Les réformes économiques libérales initiées depuis plus d’une décennie ont réussi à amadouer une partie de la bourgeoisie commerciale des villes issue dans sa majorité de musulmans sunnites. Malgré leur hostilité affichée au régime, Américains et Israéliens n’ont pas dépassé, jusqu’ici, une certaine ligne rouge. Humilié au Liban lorsqu’il a été obligé de se retirer de ce pays dans le sillage d’une « révolution orange » soutenue ouvertement par la France et les USA, le régime syrien n’a pas été néanmoins déstabilisé outre mesure. Et pour cause. Les Américains n’ignorent pas que la principale force d’opposition organisée au régime baathiste est constituée par les Frères musulmans.

Si certains dirigeants des Frères ont leurs entrées au Congrès dans la perspective d’un compromis rendu inéluctable par des développements futurs, la diplomatie américaine ne peut parier sur un mouvement qui reste intraitable sur la question de la libération inconditionnelle du Golan et qui aurait du mal à convaincre sa base d’une paix séparée avec l’Etat d’Israël avant la résolution définitive de la question palestinienne.
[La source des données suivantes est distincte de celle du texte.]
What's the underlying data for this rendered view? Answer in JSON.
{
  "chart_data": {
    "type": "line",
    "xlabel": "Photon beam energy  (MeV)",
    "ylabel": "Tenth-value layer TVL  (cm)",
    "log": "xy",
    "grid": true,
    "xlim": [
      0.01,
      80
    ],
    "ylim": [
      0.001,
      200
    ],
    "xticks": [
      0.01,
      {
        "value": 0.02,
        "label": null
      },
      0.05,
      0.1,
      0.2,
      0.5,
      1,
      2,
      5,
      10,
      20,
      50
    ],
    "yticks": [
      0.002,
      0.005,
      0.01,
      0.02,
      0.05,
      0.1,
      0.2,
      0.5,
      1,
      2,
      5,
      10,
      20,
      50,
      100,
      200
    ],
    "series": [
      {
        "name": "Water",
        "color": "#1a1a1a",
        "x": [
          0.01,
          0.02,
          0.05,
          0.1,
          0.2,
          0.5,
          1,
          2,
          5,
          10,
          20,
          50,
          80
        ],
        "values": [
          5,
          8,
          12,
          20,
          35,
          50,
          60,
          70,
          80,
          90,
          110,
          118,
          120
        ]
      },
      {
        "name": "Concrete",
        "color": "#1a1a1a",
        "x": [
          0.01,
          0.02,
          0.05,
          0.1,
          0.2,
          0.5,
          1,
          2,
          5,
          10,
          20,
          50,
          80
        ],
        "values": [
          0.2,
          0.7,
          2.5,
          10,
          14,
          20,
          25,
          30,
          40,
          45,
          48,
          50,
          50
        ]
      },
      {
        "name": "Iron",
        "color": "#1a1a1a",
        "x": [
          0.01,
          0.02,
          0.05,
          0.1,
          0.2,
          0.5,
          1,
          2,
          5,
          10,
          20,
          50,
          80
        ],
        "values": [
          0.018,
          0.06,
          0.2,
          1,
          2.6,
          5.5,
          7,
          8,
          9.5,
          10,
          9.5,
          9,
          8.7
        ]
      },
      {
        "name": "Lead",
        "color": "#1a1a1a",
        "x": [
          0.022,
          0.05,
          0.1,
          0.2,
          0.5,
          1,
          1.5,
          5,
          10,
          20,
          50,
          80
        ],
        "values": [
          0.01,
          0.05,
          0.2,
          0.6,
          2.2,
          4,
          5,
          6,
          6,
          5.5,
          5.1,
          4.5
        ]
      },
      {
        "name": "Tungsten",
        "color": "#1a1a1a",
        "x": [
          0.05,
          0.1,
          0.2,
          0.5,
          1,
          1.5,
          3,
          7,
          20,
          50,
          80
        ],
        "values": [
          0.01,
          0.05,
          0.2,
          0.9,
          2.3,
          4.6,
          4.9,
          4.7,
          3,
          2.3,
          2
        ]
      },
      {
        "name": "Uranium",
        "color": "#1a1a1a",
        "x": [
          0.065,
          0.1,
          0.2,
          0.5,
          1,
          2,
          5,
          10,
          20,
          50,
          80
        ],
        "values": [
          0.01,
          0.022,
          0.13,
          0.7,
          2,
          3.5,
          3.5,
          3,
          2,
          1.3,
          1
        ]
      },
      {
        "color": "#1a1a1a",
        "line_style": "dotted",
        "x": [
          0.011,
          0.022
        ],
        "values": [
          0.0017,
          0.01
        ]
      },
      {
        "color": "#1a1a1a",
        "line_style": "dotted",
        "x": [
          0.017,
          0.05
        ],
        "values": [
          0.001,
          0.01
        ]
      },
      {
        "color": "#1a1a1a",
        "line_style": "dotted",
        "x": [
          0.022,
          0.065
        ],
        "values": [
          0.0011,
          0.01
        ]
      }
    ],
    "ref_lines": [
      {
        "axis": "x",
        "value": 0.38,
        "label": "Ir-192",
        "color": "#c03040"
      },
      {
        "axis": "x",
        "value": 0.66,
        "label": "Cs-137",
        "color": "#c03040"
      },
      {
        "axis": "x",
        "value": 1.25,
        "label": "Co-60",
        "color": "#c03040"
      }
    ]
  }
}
Reste l’autre perspective qui consiste à voir émerger un compromis historique entre le régime baathiste syrien et l’opposition islamiste sur la base d’un programme national-démocratique qui réponde à la fois aux aspirations populaires et aux exigences de la défense nationale contre les menaces israéliennes.

Cette perspective qui était impensable il y a quelques années est en train de gagner en réalisme à la faveur de la guerre d’invasion, d’occupation et de dislocation dont a été l’objet le voisin irakien qui a fait comprendre aux Syriens les dangers que font peser sur l’intégrité et l’unité nationales les différends internes qui tardent à trouver une solution démocratique.

Yémen

L’onde de choc de la révolution tunisienne est arrivée jusqu’au lointain Yémen où la population est sortie manifester son soutien à ses frères tunisien et réclamer des réformes démocratiques. Mais la particularité de ce pays marquée par un développement sociopolitique inégal entre le nord et le sud du pays et son statut de maillon faible dans l’architecture géopolitique régionale qui le met sous haute surveillance américaine, ne permettent pas d’entrevoir un changement radical dans l’immédiat. Le pouvoir concentré au nord du pays ne s’appuie pas seulement sur une alliance entre une oligarchie militaire corrompue et des confédérations tribales mais aussi sur l’appui direct des Américains dans la guerre contre le terrorisme comme l’a illustré la répression sanglante de la révolte « houthite ».

Cette dernière, soutenue par l’Iran, a été matée dans le sang par l’intervention conjuguée de l’armée yéménite et de l’armée saoudienne avec la participation d’un contingent marocain, le tout sous l’œil approbateur du protecteur américain. Si au sud du pays, la contestation sociale contient tous les ingrédients susceptibles de hâter un changement national-démocratique, il est difficile, dans les conditions actuelles, d’espérer une perspective qui ne replonge pas le pays dans une guerre de sécession que le peuple ne souhaite pas.

Pétromonarchies du Golfe

Dans les monarchies du Golfe, le mécontentement de larges secteurs d’une société conservatrice contre les excès d’une classe dominante dont l’attachement superficiel et hypocrite aux préceptes religieux n’a d’égal que la décadence morale et la servilité à l’égard de l’occupant américain se fait de plus en plus visible et commence à donner une assise à une opposition nationale et islamiste jusqu’ici isolée. Mais la manne pétrolière continuera à jouer un rôle d’amortisseur de ce mécontentement et la surveillance étroite des services de sécurité bénéficiant de l’encadrement américain constituera pour longtemps encore un solide rempart contre le changement qui ne saurait malheureusement venir de cette région.